AKP, HSYK ve mahkemelerden
sonra yüksek yargıyı da siyasal iktidara bağlı bir ‘parti organı’na
dönüştürme önerilerini içeren paketi Anayasa Uzlaşma
Komisyonu’na sundu. Başkanlık sistemi tasarısına paralel biçimde oluşturulan
öneriler, yargıyı “tek liderin” güdümüne sokmayı amaçlıyor. Öneri AKP’nin
istediği gibi Anayasa’ya girerse, Yargıtay, Danıştay ve askeri yargı
kaldırılıyor. Kaldırılan Yüksek Mahkemelerin yerine, üyelerinin sekizini “devlet
başkanı”nın seçeceği “Temyiz Mahkemeleri” adı altında, siyasetin denetiminde
tek yargı sistemi oluşturuluyor.
Böylece Hukuk içindeki
denetim, hukukun evrensel ilkelerinden kurtarılarak siyasetin eline teslim
ediliyor. Halkın olup biteni anlamaması için “süslü ambalajlarla” sahneye
sürülen bu teklif, iktidarın hem yargıdan, hem de yargılanmaktan kurtulma
operasyonudur.
Anayasa
Uzlaşma Komisyonu’na sunulan öneride,
“1-Anayasa mahkemesinin anayasa değişikliklerini inceleme hakkı
kaldırılacak, anayasa değişiklikleri kayıtsız şartsız kabul edilecek.
2-Anamuhalefet partisinin anayasa mahkemesine başvurma hakkı
kaldırılacak
3-Yüce divan kaldırılacak, başkanı kendi seçtiği anayasa mahkemesi
başkanı yargılayabilecek
4-Anayasa mahkemesi üyelerinin yarısını doğrudan başkan seçecek”

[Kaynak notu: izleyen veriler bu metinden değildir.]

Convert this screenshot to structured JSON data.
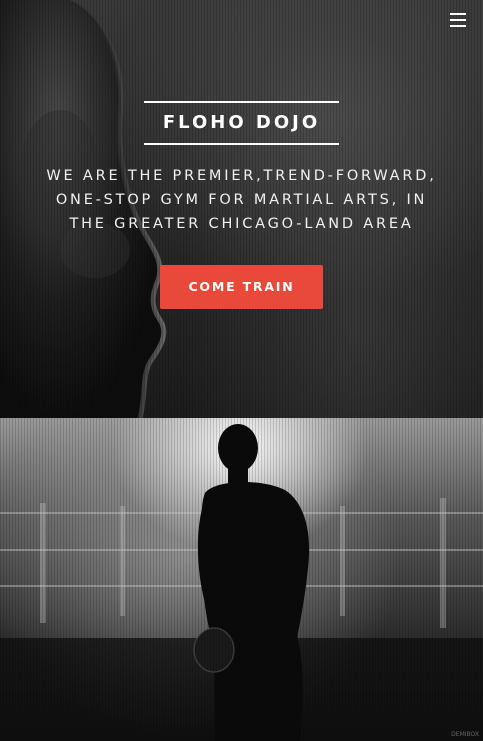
{
  "nav": {
    "menu_icon": "hamburger-menu-icon"
  },
  "hero": {
    "brand": "FLOHO DOJO",
    "tagline_lines": [
      "WE ARE THE PREMIER,TREND-FORWARD,",
      "ONE-STOP GYM FOR MARTIAL ARTS, IN",
      "THE GREATER CHICAGO-LAND AREA"
    ],
    "cta_label": "COME TRAIN"
  },
  "section_two": {
    "watermark": "DEMIBOX"
  },
  "colors": {
    "accent": "#e9493a",
    "text": "#ffffff"
  }
}
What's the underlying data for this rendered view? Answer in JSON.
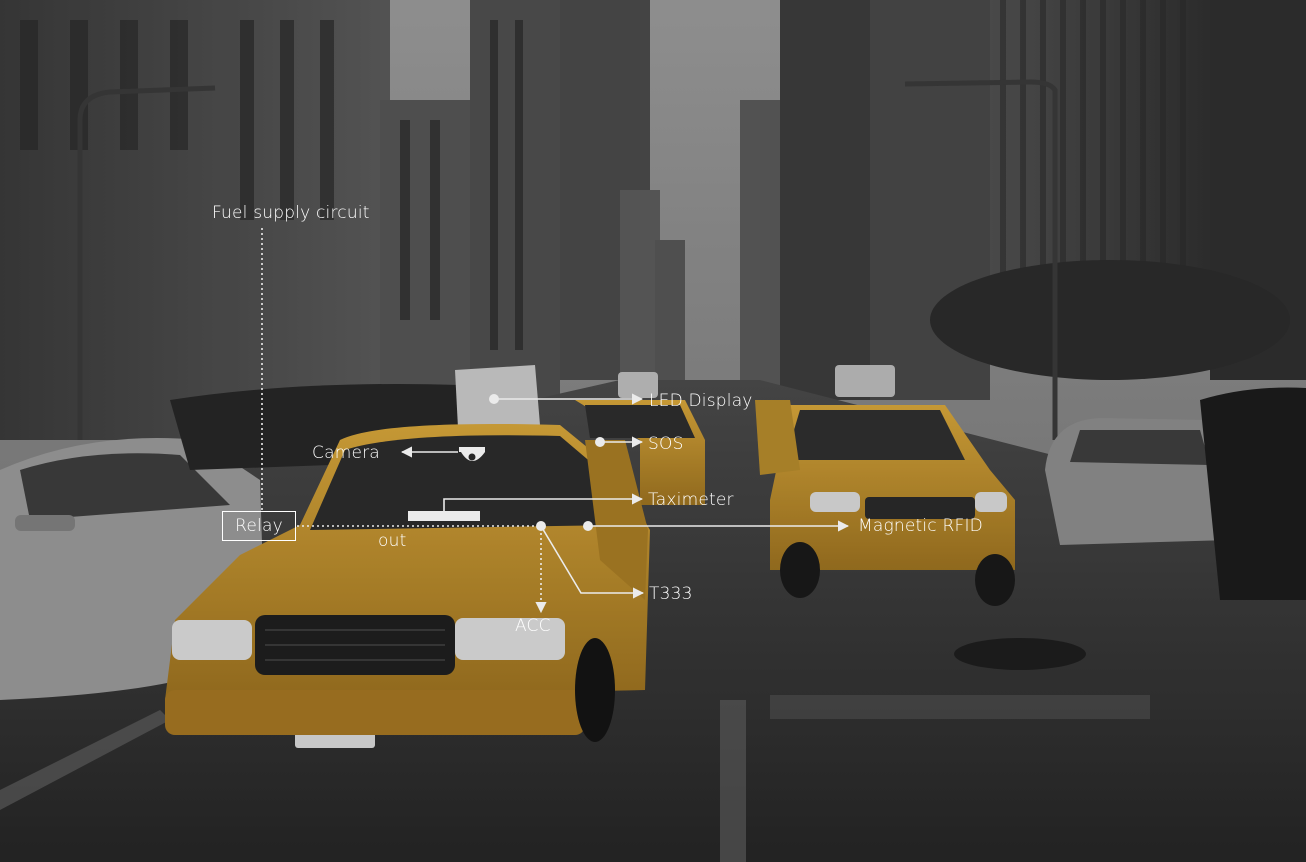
{
  "labels": {
    "fuel_supply_circuit": "Fuel supply circuit",
    "led_display": "LED Display",
    "sos": "SOS",
    "camera": "Camera",
    "taximeter": "Taximeter",
    "relay": "Relay",
    "out": "out",
    "magnetic_rfid": "Magnetic RFID",
    "t333": "T333",
    "acc": "ACC"
  },
  "colors": {
    "sky": "#8d8d8d",
    "ground": "#2e2e2e",
    "taxi_yellow": "#c9962a",
    "annotation": "#ffffff"
  },
  "icons": {
    "camera": "dome-camera-icon"
  }
}
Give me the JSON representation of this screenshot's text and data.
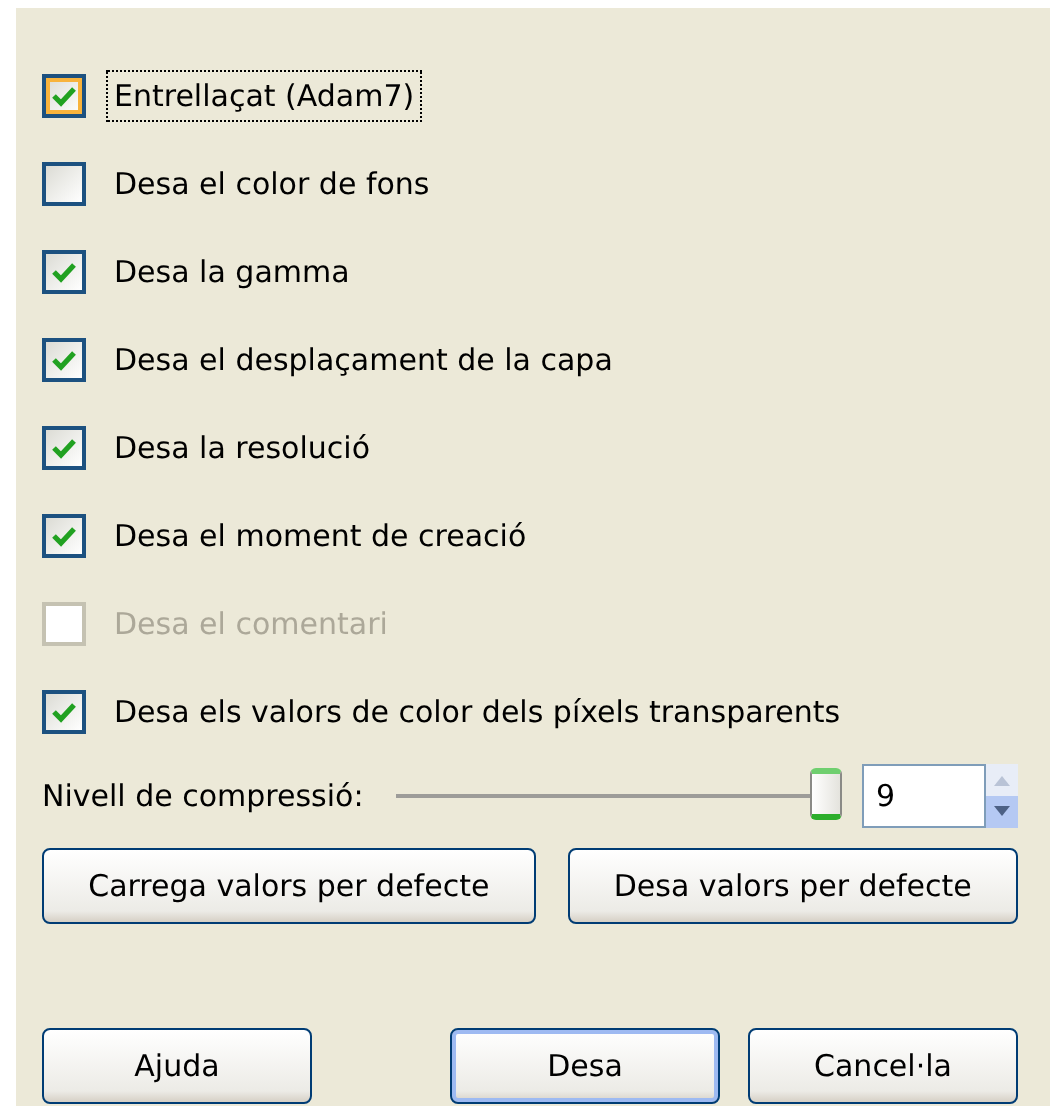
{
  "options": [
    {
      "label": "Entrellaçat (Adam7)",
      "checked": true,
      "disabled": false,
      "focused": true
    },
    {
      "label": "Desa el color de fons",
      "checked": false,
      "disabled": false,
      "focused": false
    },
    {
      "label": "Desa la gamma",
      "checked": true,
      "disabled": false,
      "focused": false
    },
    {
      "label": "Desa el desplaçament de la capa",
      "checked": true,
      "disabled": false,
      "focused": false
    },
    {
      "label": "Desa la resolució",
      "checked": true,
      "disabled": false,
      "focused": false
    },
    {
      "label": "Desa el moment de creació",
      "checked": true,
      "disabled": false,
      "focused": false
    },
    {
      "label": "Desa el comentari",
      "checked": false,
      "disabled": true,
      "focused": false
    },
    {
      "label": "Desa els valors de color dels píxels transparents",
      "checked": true,
      "disabled": false,
      "focused": false
    }
  ],
  "compression": {
    "label": "Nivell de compressió:",
    "level": 1,
    "value": "9"
  },
  "default_buttons": [
    "Carrega valors per defecte",
    "Desa valors per defecte"
  ],
  "buttons": [
    {
      "label": "Ajuda",
      "default": false
    },
    {
      "label": "Desa",
      "default": true
    },
    {
      "label": "Cancel·la",
      "default": false
    }
  ]
}
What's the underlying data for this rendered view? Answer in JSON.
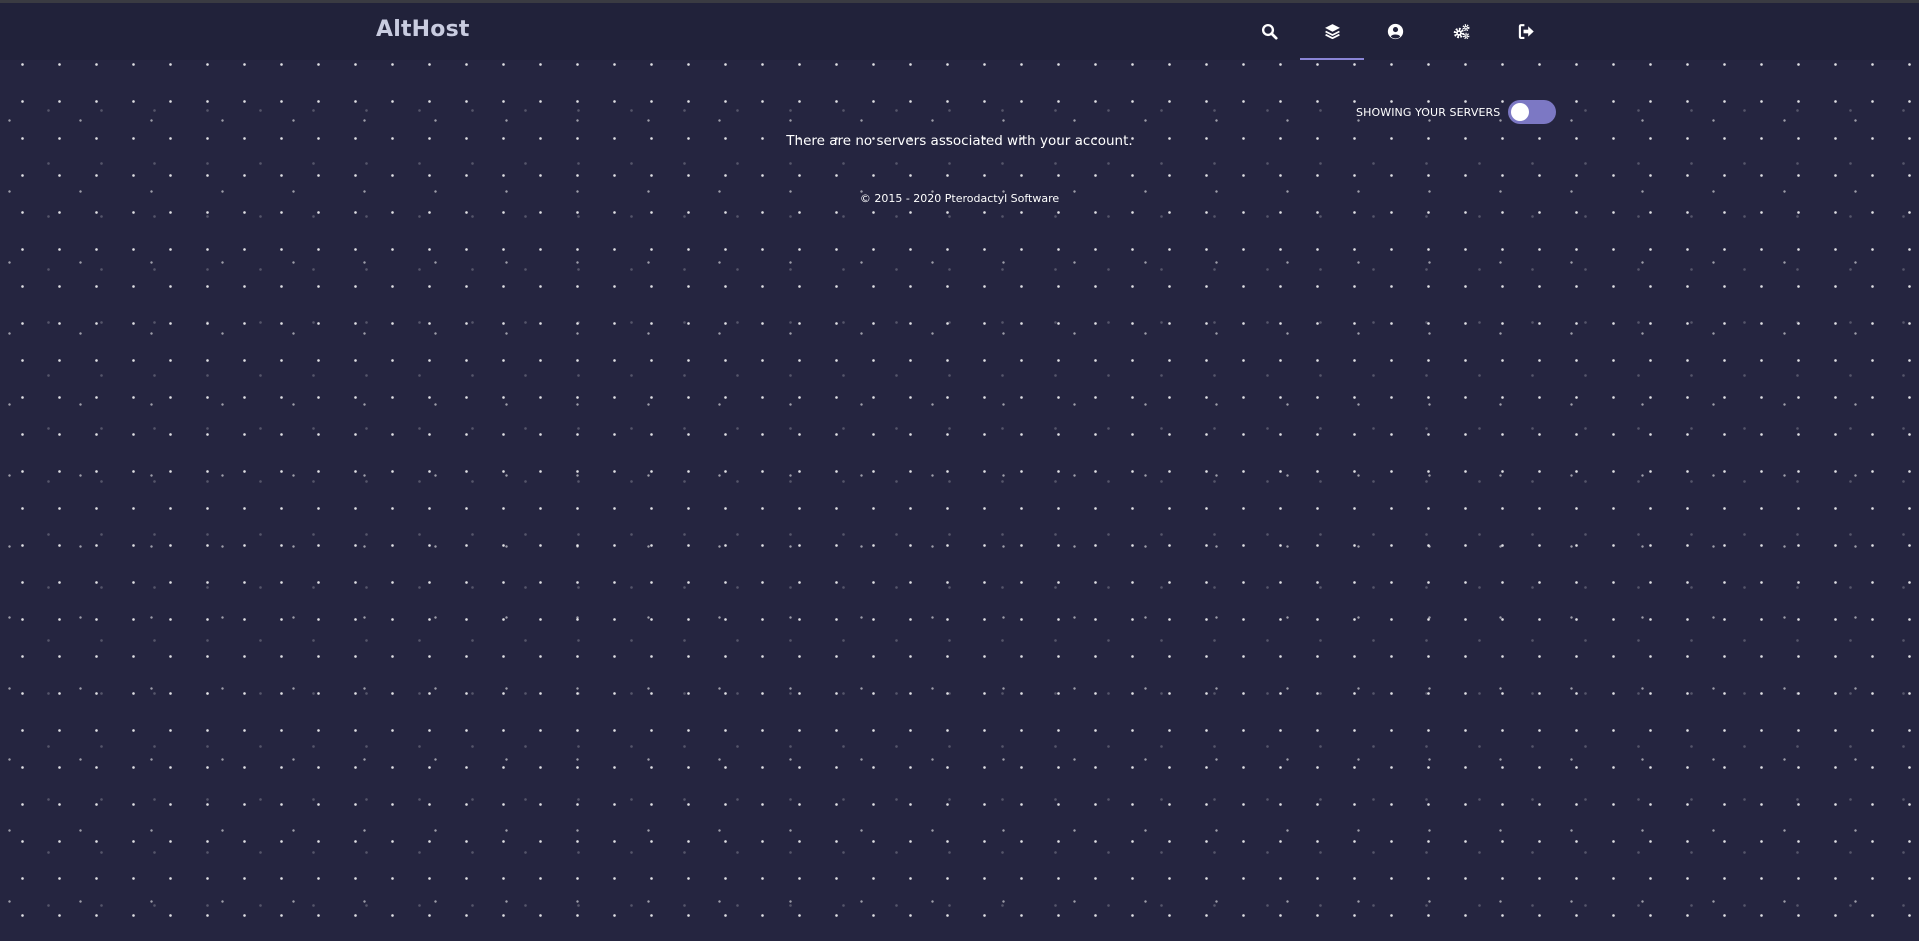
{
  "navbar": {
    "brand": "AltHost",
    "items": [
      {
        "icon": "search-icon",
        "active": false
      },
      {
        "icon": "layers-icon",
        "active": true
      },
      {
        "icon": "user-circle-icon",
        "active": false
      },
      {
        "icon": "cogs-icon",
        "active": false
      },
      {
        "icon": "sign-out-icon",
        "active": false
      }
    ],
    "active_underline_color": "#8a85d6"
  },
  "server_filter": {
    "label": "SHOWING YOUR SERVERS",
    "toggle_on": true,
    "toggle_color": "#7c78c4"
  },
  "main": {
    "empty_message": "There are no servers associated with your account."
  },
  "footer": {
    "copyright": "© 2015 - 2020 Pterodactyl Software"
  },
  "colors": {
    "background": "#252540",
    "navbar": "#21223a"
  }
}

R.T. Erdoğan’ı başkan ilan eden bu düzenleme
ile Türkiye Cumhuriyetinin laik Demokratik rejimi, başkanlığa değil
diktatörlüğe dönüştürülüyor. Padişahlıkla yönetilen ülkelerde bile padişahların
bu denli sınırsız yetkileri yoktu.
Ulusal Egemenliği, ulus adına kullanan Yasama
ve yürütmeyi, yani Meclisi ve Hükümeti ele geçiren Başbakan, bağımsız
olması gereken yargıyı, tümüyle işlevsiz bir devlet dairesine dönüştürmeyi
amaçlıyor. Böylece halkın sahibi olduğu ve özgürlüklerinin
güvencesi olarak gördüğü yargı sistemi de lağvedilmiş olacaktır.
Bu anayasa önerisi,
toplumsal denetim aracı olması gereken yargıyı, tümüyle egemen siyasetin
denetim aracı haline getirecektir. Yargı, artık toplumsal adaletin değil, egemen
siyasetin istediği adalet anlayışının koruyucusu haline gelecektir
Başbakandan duymaya
alıştığımız, Benim Meclisim, Benim Meclis
Başkanım, Benim Milletim, Benim bakanım, Benim başkanım, Benim Müdürüm
kavramlarına; Benim Mahkemem, Benim Hâkimim, Benim savcım kavramları da
eklenecektir.
Diğer yandan bu Anayasa
önerisi ile olası bir iktidar değişikliğinde, kaçınılmaz sonlarının “YÜCE DİVAN” olduğunu gören İktidarın
ve özellikle Başbakanın kendilerini güvenceye alma, bir yasal kalkan
oluşturarak, benzer diktatörlerin akıbetinden kurtulma kaygı ve korkusunu
enselerinde hissetmeye başladıklarının da göstergesidir.
Ülkeye gelmek üzere olan
yeni rejimin, yani faşist diktatörlüğün son yapı taşları yerlerine
konuyor. Zorbalık yaşam alanlarımızı
kuşatmanın ötesinde işgal ediyor. Tek farkla ki, bu işgal silahlarla değil,
zihinlerin iğfali ile gerçekleşiyor. Ya bu zorbalığa, faşizme boyun eğeceğiz,
ya da bireysel ve toplumsal özgürlüğümüze sahip çıkmak adına, tribünlerden
seyretmek yerine sahaya inip mücadeleye katılacağız. Bu gidişe geçit vermekte, dur! Demekte
ellerimizde. Yarın çok geç olacaktır.